Now, I do think that Google will eventually catch up to this (probably soon) and the site will fall in rankings for this keyword significantly, but that's pretty good evidence to me that the domain name is taken into account and given at least some significant weight in conjunction with other factors. Other new sites with content and the keyword in the page title don't rank as high; even when the keyword is a directory name in the address (e.g. www.domain.com/keyword).
Now, things like this are obviously trumped by text content, links within the site, inbound link quality/popularity etc. At the very least, if two sites ranked roughly the same in all other factors, I'm convinced the one with the keyword for the domain name would rank higher in SERP. Beyond that, the question is the degree of significance for each case or keyword, not whether it's significant.
Edited by bluenote, 27 December 2006 - 07:17 PM.
Posted 28 December 2006 - 08:34 AM
I would definitely recommend the domain name without hyphens.
Posted 29 December 2006 - 11:41 AM
Also, I believe (no firm evidence) Google does word splitting with URLs such as "domainname/directoryname/filename.htm"
If Google is (or about to) the others will follow.
Posted 29 December 2006 - 12:37 PM
Posted 30 December 2006 - 11:54 PM
If Google is (or about to) the others will follow.
Here's a real website: KidsExchange.com. It's a site for a twice-yearly consignment sale of kid's clothing, toys and gear that's run buy some really nice ladies in my town. I've capitalized the site name in order to make it more readable, but capitals vs. lower-case doesn't matter in domain names, so the real url is: kidsexchange.com.
Should Google parse that into: kids-exhange, or into kid-sex-change? There are actually many such sites out there with inadvertent (and often amusing or off-color) "alternative interpretations". There's an e-mail circulating around the net with quite a few examples. How is Google to decide how to parse these domain names?
Depending on how a site is coded, it might be virtually impossible for Google to figure it out. And it only gets harder to figure out with directory and file names. Potentially, a site's pages may mention the domain name itself in some way that might make such parsing possible, but it's very unlikely they would do the same for all the folder and file names.
You know what your keywords are, so the "right" way to parse your URLs would be obvious to you, as I'm sure the domain name of KidsExchange.com was obvious to the nice ladies who run the site in my town. But Google doesn't know, just as I didn't know the first time I saw their domain name, and it's quite likely that if Google tried to parse the domain name, they'd get it as wrong as I did on first look.
And bottom line, you have to remember Google is a publicly-held business with a responsibility to return a profit to their shareholders. What exactly would they gain from parsing URLs in that way?

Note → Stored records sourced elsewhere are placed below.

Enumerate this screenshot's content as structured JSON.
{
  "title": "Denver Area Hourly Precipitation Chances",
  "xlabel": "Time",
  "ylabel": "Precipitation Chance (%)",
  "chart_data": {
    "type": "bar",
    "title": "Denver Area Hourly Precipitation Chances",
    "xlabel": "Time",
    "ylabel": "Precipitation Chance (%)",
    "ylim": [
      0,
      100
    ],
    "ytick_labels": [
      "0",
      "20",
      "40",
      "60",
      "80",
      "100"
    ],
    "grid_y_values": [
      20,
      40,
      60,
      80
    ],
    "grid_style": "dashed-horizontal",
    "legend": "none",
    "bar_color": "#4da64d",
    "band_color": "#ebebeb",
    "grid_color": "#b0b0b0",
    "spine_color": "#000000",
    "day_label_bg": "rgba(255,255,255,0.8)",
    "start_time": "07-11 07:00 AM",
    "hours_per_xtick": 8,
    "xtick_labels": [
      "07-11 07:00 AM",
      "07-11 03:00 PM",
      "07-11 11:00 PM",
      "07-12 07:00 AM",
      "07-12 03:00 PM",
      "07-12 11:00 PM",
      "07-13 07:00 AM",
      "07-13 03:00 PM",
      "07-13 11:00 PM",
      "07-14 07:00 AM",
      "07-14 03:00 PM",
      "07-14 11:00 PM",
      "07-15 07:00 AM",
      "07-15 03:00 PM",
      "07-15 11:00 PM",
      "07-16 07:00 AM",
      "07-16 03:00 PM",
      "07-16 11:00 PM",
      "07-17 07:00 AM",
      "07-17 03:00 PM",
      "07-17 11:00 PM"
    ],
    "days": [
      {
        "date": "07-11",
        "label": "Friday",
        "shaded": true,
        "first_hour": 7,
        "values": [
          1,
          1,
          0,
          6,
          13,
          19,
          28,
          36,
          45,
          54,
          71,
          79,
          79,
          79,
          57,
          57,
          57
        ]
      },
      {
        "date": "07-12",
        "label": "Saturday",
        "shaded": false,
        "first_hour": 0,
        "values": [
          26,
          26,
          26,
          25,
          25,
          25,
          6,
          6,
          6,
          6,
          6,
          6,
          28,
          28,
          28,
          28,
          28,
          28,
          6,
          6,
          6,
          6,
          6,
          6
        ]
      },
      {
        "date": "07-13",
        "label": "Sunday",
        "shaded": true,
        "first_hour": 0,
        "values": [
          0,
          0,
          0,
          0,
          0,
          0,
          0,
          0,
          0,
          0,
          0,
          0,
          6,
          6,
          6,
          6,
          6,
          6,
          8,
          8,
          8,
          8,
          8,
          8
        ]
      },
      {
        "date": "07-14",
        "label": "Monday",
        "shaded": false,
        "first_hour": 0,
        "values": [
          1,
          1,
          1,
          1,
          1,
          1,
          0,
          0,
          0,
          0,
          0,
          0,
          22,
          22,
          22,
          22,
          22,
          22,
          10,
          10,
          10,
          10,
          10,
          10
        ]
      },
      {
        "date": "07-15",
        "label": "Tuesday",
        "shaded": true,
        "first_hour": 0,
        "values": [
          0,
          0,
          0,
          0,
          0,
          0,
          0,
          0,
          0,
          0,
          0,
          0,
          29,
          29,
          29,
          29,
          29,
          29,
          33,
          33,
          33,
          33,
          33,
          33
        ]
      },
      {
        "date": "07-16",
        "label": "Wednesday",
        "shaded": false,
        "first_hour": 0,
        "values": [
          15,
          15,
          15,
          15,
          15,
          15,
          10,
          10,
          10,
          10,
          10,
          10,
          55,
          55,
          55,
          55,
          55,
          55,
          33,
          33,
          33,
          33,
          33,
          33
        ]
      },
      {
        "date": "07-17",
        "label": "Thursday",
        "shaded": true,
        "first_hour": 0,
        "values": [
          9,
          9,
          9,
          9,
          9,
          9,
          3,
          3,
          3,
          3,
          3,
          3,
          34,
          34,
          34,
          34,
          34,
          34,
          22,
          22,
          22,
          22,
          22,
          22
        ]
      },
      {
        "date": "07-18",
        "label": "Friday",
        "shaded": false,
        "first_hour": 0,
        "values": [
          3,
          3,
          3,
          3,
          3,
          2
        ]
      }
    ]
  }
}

How, precisely, is it going to help them return more relevant results than they already get from looking at the actual content of the page and the anchor text of the links pointing to the page?
They're not going to expend the considerable manpower and computing resources it would take to attempt that kind of parsing unless it's going to bring them proportionately improved results -- and I simply don't think it will do that.
So it makes no business sense for them to go through the effort... which means, IMO, it's unlikely to happen.
FWIW, I'm with the buy both if you can get 'em camp.